Art. 13. In respect of the several offices of Judge, Registrar, and Short-hand Writer, with their respective Deputes,—for forms of location, dislocation, suspension and relocation, see Schedules No. IV. to VII.
[* ]Such being the mode of payment under the Dispatch Court summary system—confront with it now an exemplification of the Equity Court regular system, the place of which it is proposed to take. Look into the office of the sort of subordinate Judge styled a Master in Chancery: the Court of this Judge, such office may be styled—in so far as a closed closet can with propriety be styled—a Court; meaning a Court of Justice.
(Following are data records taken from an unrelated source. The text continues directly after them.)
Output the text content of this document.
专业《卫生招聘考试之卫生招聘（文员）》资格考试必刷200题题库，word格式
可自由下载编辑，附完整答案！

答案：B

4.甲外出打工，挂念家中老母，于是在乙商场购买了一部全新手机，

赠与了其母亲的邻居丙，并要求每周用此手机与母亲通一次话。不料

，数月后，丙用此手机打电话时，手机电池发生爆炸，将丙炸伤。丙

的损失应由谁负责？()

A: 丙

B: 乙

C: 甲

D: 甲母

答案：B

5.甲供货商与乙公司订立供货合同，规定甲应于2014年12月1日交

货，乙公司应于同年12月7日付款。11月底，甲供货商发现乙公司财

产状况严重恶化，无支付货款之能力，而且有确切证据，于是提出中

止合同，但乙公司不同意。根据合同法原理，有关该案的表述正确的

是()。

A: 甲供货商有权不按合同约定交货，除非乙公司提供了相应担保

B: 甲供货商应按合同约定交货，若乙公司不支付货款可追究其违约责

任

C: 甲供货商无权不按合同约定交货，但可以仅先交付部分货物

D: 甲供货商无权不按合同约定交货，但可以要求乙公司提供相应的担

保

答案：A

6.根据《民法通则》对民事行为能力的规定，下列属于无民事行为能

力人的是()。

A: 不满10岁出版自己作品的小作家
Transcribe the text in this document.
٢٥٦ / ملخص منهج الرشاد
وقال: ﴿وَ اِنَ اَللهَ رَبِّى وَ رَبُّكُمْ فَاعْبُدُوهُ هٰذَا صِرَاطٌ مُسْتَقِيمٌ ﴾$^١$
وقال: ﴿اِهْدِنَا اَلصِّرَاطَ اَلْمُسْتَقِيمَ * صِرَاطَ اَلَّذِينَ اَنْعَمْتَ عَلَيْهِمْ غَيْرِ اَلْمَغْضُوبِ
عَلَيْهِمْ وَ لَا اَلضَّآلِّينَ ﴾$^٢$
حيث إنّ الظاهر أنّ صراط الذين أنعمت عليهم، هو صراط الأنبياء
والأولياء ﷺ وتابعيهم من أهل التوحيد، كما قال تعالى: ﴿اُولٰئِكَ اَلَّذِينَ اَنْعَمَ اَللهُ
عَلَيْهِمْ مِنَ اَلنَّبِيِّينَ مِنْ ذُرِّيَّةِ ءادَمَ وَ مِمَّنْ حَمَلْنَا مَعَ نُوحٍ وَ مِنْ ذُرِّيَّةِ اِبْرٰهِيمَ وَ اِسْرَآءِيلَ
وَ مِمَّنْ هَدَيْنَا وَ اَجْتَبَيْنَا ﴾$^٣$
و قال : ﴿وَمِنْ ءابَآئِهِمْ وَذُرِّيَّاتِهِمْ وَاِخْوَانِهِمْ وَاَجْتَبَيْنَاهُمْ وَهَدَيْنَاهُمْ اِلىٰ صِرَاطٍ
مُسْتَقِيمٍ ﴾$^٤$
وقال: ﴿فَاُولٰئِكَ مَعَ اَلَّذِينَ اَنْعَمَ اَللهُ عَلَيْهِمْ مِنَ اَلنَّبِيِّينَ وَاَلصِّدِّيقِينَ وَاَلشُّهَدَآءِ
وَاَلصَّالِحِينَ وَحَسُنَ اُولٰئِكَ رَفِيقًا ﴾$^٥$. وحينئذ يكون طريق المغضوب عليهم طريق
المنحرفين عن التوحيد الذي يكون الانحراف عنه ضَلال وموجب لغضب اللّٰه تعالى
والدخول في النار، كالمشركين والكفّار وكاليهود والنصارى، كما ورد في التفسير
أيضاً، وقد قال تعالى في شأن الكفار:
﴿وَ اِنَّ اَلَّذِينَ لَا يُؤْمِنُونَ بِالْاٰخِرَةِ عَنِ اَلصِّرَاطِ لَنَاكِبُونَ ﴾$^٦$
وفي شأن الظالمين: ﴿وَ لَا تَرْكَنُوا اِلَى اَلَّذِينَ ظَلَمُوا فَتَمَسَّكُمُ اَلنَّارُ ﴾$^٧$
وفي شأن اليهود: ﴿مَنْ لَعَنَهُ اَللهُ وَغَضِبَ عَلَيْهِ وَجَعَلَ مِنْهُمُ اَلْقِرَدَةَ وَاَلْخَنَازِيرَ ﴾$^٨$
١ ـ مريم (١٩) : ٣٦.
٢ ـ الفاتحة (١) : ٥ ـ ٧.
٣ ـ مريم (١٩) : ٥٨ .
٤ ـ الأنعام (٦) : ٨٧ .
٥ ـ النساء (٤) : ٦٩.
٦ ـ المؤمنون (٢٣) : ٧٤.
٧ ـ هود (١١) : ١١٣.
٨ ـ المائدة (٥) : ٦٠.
Behold here the whole business carried on in a manner, than which the wit of man could not have devised any other more exquisitely well adapted to the sole real purpose—the purpose of raising the two conjunct quantities—factitious delay and official profit—to the highest possible pitch: judicial attendance paid for by the hour, each such hour separated from every other by an interval of days or weeks, no one of those hours composed of so many as sixty minutes; no one of them sure of being composed of so many as sixty moments; of these moments, a number more or less considerable employed—partly in discussing the news of the day, partly in gathering up the thread that had been broken, and refreshing the traces that had been obscured, by so many intervening heterogeneous businesses.
[* ]Sheriff-Deputes.] Note, the acting Depute is styled Sheriff-Depute Substitute; the acting Principal being styled Sheriff-Depute, and the official person styled a Sheriff, a sinecurist. Official person? Yes: but, having no function to perform, with what propriety can this, or any other sinecurist, be termed a functionary?